Recent data indicate that the cell surface glycoprotein CD5 functions as a negative regulator of T cell receptor (TCR)-mediated signaling. In this study, we examined the regulation of CD5 surface expression during normal thymocyte ontogeny and in mice with developmental and/or signal transduction defects. The results demonstrate that low level expression of CD5 on CD4−CD8− (double negative, DN) thymocytes is independent of TCR gene rearrangement; however, induction of CD5 surface expression on DN thymocytes requires engagement of the pre-TCR and is dependent upon the activity of p56lck.

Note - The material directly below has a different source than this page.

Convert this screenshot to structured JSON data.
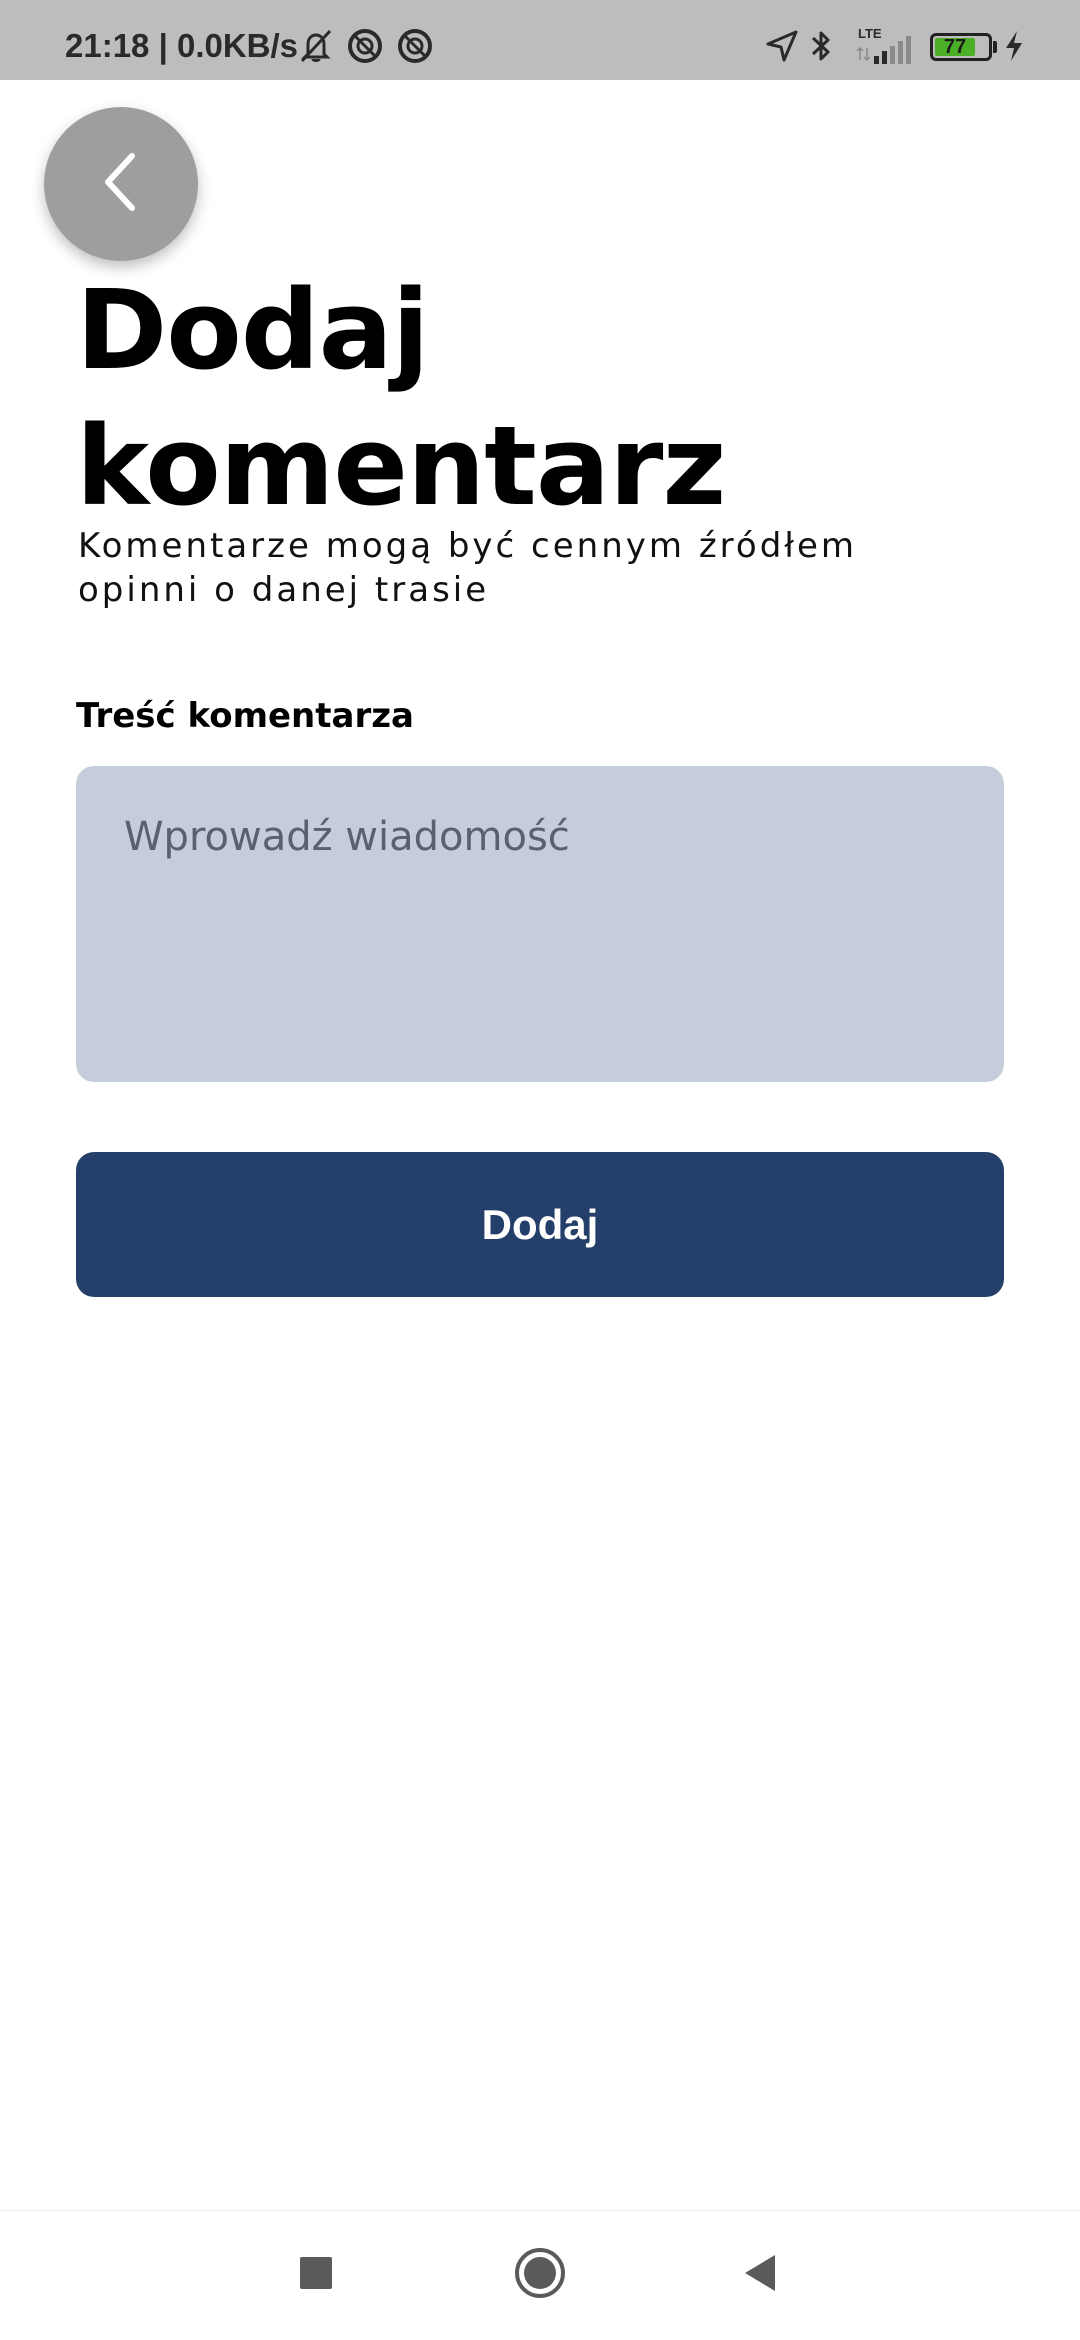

At the CD4+CD8+ (double positive, DP) stage, intermediate CD5 levels are maintained by low affinity TCR–major histocompatibility complex (MHC) interactions, and CD5 surface expression is proportional to both the surface level and signaling capacity of the TCR. High-level expression of CD5 on DP and CD4+ or CD8+ (single positive, SP) thymocytes is induced by engagement of the α/β-TCR by (positively or negatively) selecting ligands. Significantly, CD5 surface expression on mature SP thymocytes and T cells was found to directly parallel the avidity or signaling intensity of the positively selecting TCR–MHC-ligand interaction. Taken together, these observations suggest that the developmental regulation of CD5 in response to TCR signaling and TCR avidity represents a mechanism for fine tuning of the TCR signaling response.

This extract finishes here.